On Tue, 19 May 2015, Brad Beckmann wrote:



On May 14, 2015, 2:53 p.m., Nilay Vaish wrote:
First, why do you need both stallPort() and check_next_cycle()?  Both are going 
to call scheduleEvent(Cycles(1)).

Second, why not just expose scheduleEvent() function and let the protocol 
author use it in whatever way they like.
Why add a new keyword for calling a function that simply calls another function?

Brad Beckmann wrote:
    stallPort() is only meant to be used within an in_port, while 
check_next_cycle() is a pre-defined function that can be called within an 
action.  You are correct that this patch could just use check_next_cycle() and 
avoid introducing stallPort().  I preferred the stallPort() call within the 
in_port just to make it clear that the entire port is being stalled when 
stallPort() is called rather than triggering an event.

Nilay Vaish wrote:
    stallPort() not actually stalling the port.  It is just calling 
scheduleEvent().
    Is this not misleading?  Stalling should mean nothing would get processed
    after the call to stallPort().

    Secondly, why do we want to add these special cases?  Let's just expose 
scheduleEvent()
    function through some .sm file and the protocol author can directly use it 
for whatever
    purpose they want to.  Or else, you can add stallPort() and 
check_next_cycle() as functions in some .sm
    file and use them in your protocols.  I think we are unnecessarily adding 
special
    cases to the SLICC compiler.

StallPort is in fact stalling the port by not dequeuing the message from the message buffer. Nothing eles on that port will be processed if one does dequeue the head pointer.
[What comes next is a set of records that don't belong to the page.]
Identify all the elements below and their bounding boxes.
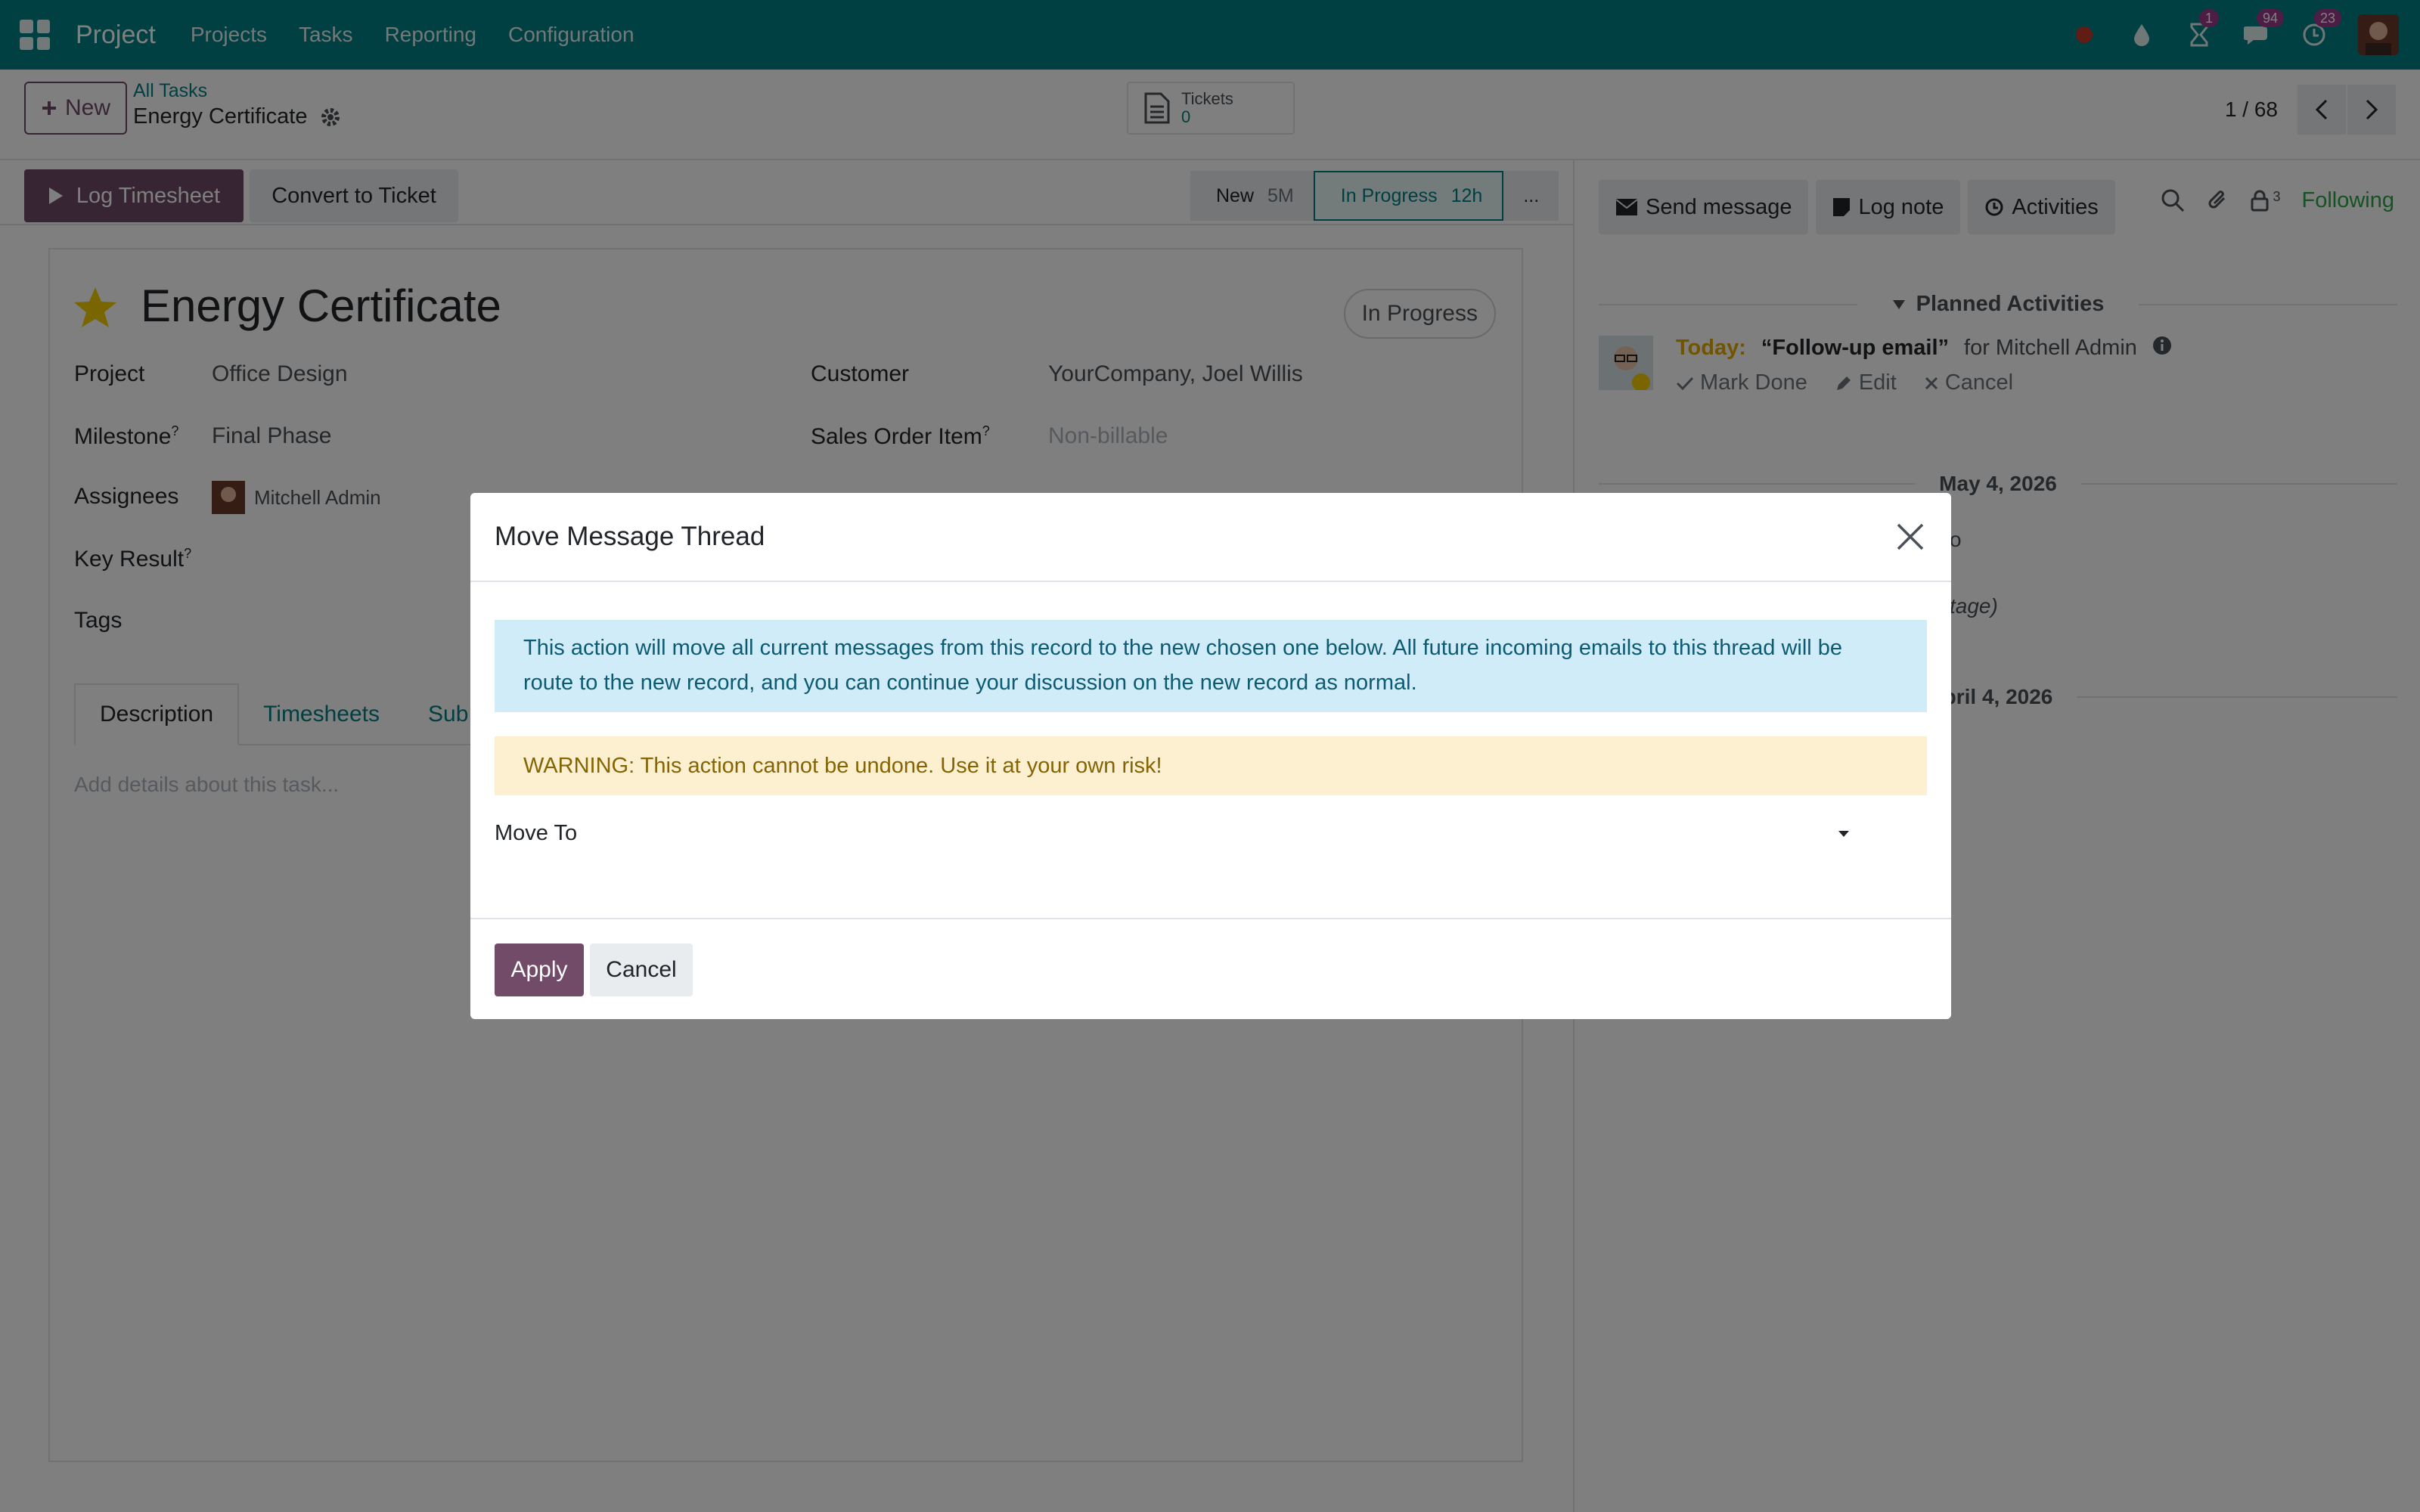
cancel-button[interactable]: Cancel — [590, 943, 693, 996]
move-to-select[interactable] — [697, 813, 1862, 854]
info-alert: This action will move all current messag… — [495, 620, 1927, 712]
apply-button[interactable]: Apply — [495, 943, 584, 996]
warning-alert: WARNING: This action cannot be undone. U… — [495, 736, 1927, 795]
caret-down-icon — [1838, 831, 1849, 837]
close-icon[interactable] — [1894, 520, 1927, 553]
modal-footer: Apply Cancel — [470, 918, 1951, 1019]
move-to-label: Move To — [495, 821, 578, 845]
modal-header: Move Message Thread — [470, 493, 1951, 582]
modal-title: Move Message Thread — [495, 522, 765, 551]
move-thread-dialog: Move Message Thread This action will mov… — [470, 493, 1951, 1019]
stallPort() gets converted to scheduleEvent(Cycles(1)); How is this stalling the port? What ever statement follows stallPort() would still be executed. Please provide some code snippet so that I can understand how a port will get stalled.


SLICC has not supported direct event queue manipulation. These APIs allow the experience SLICC programmer to manage message processing without calling the event queue APIs. You are absolutely right that these two functions generate the same code and could be replaced by adding the event queue APIs to the RubySlicc*.sm files.
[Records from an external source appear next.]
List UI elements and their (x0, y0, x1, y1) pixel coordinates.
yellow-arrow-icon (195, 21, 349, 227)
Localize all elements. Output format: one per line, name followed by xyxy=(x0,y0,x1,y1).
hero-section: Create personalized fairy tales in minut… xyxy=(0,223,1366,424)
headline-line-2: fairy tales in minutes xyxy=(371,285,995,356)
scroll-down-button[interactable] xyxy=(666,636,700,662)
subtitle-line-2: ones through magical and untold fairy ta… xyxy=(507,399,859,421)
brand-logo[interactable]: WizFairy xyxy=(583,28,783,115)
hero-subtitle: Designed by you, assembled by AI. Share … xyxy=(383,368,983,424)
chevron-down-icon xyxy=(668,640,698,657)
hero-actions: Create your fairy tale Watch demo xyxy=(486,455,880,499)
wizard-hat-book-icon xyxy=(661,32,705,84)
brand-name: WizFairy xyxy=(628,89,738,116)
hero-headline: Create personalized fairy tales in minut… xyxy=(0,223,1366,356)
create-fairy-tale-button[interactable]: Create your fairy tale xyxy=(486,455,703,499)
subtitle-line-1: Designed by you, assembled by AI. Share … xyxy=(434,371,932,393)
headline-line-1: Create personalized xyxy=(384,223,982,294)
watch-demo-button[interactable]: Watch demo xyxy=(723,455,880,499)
Note that SLICC is a language. SLICC supports functions and we can define a function check_next_cycle() that calls scheduleEvent(Cycles(1)), say in RubySlicc_utils.sm. We would need to provide a prototype for scheduledEvent() function which is fine with me. Similarly you can define another function stallPort() which also does the same thing. I am not in favor of changing the language just for these two functions. The readability of code in *.sm files would not change at all.